— Только ни одному человеку не говори, что я тебе продал каштановую рощу, — попросил его Сандро, — потому что у нас ужасно не любят, когда чужакам продают каштановые рощи.
— Кому ты это говоришь, Сандро, — удивился Самуил, — торговый человек умеет хранить секреты.
Через десять дней Самуил приехал с греками, и они стали ему собирать каштаны, и он им платил за каждый мешок. И когда они, обобрав всю рощу, спустились до речки, Самуил спросил у них, не знают ли они, где сейчас находится хозяин каштанов, растущих по ту сторону речки.
Греки, услышав слова насчет хозяина каштанов, бросили свои мешки и стали смеяться над Самуилом. И Самуилу это очень не понравилось.
— Мне удивительно слышать ваш смех, — сказал Самуил, — интересно, вы меня наняли работать или я вас?

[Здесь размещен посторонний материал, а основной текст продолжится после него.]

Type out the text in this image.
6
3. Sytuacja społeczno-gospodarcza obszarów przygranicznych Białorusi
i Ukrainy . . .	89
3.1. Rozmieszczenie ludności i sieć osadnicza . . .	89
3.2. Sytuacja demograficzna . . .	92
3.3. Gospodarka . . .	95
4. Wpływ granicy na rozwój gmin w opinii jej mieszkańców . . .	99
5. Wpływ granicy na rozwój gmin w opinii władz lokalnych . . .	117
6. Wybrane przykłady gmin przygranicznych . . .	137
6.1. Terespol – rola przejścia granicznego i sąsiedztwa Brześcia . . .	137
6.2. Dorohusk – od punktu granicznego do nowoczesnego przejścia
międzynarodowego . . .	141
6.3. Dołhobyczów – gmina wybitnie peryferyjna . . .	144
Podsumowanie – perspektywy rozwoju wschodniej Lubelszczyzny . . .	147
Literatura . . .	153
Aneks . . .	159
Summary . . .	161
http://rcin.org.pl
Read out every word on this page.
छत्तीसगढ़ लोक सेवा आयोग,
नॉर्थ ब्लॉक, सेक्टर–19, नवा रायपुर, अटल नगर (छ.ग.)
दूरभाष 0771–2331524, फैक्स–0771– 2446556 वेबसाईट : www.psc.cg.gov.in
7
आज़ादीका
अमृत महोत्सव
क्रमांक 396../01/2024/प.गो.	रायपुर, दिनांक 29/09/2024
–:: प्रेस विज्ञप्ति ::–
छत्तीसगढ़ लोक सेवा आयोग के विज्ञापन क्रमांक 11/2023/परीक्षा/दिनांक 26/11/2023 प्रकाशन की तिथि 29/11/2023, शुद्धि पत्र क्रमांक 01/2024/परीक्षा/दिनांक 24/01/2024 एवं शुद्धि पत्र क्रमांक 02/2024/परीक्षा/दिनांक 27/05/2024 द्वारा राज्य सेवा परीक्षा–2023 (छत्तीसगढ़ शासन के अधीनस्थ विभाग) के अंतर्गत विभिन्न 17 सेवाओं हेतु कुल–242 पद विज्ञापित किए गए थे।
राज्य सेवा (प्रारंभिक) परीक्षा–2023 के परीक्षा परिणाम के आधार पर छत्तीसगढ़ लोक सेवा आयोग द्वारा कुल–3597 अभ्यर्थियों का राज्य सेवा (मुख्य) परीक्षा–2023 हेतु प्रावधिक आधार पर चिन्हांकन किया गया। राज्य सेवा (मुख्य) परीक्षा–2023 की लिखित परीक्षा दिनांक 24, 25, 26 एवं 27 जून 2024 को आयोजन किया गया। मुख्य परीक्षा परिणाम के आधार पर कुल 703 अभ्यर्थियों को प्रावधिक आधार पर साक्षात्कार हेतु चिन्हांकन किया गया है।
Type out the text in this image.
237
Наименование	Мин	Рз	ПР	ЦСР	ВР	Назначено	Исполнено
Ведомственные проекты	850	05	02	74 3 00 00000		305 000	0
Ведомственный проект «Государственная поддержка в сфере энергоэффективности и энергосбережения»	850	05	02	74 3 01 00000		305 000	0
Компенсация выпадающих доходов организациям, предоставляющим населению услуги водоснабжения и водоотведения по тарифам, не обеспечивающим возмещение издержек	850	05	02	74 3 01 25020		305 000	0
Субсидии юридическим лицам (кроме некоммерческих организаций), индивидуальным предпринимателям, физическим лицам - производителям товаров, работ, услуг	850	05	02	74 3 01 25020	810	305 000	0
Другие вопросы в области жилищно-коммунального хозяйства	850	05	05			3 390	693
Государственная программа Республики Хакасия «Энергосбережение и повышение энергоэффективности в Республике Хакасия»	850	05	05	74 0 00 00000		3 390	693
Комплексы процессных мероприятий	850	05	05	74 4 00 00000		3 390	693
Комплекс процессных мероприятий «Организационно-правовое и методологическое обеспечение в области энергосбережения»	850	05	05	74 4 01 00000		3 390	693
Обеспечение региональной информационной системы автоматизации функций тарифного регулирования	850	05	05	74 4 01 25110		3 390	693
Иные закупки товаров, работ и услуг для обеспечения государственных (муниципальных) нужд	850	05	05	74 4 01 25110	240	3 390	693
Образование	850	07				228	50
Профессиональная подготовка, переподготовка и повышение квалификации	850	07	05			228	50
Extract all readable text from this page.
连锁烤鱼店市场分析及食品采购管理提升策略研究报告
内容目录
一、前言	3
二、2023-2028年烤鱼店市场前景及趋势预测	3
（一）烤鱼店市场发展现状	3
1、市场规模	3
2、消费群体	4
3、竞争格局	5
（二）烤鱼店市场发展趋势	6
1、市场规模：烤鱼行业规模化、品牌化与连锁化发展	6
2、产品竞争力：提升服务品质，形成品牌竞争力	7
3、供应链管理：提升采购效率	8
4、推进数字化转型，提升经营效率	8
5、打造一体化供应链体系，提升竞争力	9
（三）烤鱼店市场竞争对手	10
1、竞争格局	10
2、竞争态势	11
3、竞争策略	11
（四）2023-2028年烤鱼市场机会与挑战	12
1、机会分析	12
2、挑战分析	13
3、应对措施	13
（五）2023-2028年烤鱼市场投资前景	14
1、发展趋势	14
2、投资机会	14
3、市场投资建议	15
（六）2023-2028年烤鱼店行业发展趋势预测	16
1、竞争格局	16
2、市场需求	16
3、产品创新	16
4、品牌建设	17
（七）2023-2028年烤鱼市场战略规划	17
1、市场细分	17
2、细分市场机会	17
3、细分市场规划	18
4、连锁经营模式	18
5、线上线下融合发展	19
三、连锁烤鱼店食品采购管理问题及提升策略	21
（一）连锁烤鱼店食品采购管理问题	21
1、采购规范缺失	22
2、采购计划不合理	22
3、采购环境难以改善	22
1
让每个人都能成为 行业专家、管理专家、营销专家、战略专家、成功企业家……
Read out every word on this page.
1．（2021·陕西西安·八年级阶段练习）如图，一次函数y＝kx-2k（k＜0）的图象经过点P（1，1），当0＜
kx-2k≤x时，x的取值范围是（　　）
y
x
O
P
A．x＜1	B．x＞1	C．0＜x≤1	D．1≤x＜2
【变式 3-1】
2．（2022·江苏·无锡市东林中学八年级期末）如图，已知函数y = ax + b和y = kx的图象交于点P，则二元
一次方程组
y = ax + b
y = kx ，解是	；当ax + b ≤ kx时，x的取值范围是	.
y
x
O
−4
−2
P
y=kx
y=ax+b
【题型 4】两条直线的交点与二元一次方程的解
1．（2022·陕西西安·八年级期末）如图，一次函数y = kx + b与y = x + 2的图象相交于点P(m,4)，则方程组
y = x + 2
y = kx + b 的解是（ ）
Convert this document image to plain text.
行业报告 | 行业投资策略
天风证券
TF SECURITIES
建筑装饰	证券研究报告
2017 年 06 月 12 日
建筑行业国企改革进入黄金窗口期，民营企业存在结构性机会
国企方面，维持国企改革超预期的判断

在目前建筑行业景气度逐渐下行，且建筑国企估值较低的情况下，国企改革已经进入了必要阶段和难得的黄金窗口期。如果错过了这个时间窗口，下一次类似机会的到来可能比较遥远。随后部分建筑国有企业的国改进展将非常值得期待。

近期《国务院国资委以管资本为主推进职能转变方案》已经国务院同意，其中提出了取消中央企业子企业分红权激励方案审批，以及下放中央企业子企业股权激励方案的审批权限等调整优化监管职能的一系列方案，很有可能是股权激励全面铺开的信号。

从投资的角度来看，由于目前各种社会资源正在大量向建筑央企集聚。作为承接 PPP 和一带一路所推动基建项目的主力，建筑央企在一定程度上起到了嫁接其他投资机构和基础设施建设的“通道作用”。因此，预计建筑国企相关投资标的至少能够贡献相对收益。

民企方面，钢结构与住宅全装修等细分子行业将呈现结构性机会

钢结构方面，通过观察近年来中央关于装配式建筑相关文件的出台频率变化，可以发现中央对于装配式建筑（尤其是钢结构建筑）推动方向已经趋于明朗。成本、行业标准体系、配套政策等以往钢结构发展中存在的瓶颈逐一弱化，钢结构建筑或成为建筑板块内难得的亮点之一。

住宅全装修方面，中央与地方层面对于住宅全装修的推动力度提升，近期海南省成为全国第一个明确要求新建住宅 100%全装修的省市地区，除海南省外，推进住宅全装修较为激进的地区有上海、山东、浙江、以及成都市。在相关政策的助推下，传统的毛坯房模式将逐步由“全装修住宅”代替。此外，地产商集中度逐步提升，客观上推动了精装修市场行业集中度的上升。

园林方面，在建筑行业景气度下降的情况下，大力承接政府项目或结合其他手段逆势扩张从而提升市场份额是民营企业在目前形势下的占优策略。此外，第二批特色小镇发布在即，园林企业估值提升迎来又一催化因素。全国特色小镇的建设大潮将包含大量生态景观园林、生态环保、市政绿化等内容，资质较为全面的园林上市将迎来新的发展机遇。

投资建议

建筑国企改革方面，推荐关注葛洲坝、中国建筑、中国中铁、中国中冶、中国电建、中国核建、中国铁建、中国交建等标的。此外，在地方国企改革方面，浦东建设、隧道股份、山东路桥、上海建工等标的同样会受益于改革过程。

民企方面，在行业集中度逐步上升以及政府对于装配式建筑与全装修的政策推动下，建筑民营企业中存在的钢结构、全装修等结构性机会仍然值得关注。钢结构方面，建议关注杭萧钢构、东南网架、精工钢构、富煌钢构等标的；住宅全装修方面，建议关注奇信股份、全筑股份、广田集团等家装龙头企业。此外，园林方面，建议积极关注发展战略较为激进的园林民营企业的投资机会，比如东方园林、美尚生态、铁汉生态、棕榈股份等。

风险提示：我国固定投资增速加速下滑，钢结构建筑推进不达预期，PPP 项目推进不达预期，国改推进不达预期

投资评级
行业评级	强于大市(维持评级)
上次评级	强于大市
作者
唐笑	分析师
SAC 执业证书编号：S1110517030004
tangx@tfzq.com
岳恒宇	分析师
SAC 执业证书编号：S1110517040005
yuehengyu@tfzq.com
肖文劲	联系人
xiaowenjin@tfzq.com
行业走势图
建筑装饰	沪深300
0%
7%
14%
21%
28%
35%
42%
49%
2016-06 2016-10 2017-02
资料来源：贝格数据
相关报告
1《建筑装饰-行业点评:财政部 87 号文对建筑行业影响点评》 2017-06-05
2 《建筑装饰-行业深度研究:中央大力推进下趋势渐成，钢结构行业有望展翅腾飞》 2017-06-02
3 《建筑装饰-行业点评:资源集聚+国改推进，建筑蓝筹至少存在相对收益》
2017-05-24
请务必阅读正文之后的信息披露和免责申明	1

— Хозяин, — сказали греки, наконец перестав смеяться, — конечно, ты нас нанял работать и платишь нам за это деньги. Но нам смешно слышать, что каштаны по ту сторону речки кому-то принадлежат. По местным обычаям это считается лес, лес! А то, что человек собрал в лесу, оно ему и принадлежит.
— А по эту сторону речки, — встревожился Самуил, — каштаны тоже никому не принадлежат?
— Да, — радостно подтвердили греки, — и по эту сторону речки каштаны никому не принадлежат, и сама речка никому не принадлежит… Хочешь, ставь на ней мельницу…
— Мельницу мне незачем ставить, тем более в таком диком месте, — сказал Самуил задумчиво, — но я считал, что каштаны кому-то принадлежат, раз их продают на базаре.
Так Сандро его обманул когда-то, но Самуил ему простил этот обман, потому что все равно выручил за каштаны хорошие деньги, да и привык во время приездов в Чегем останавливаться в доме моего старика.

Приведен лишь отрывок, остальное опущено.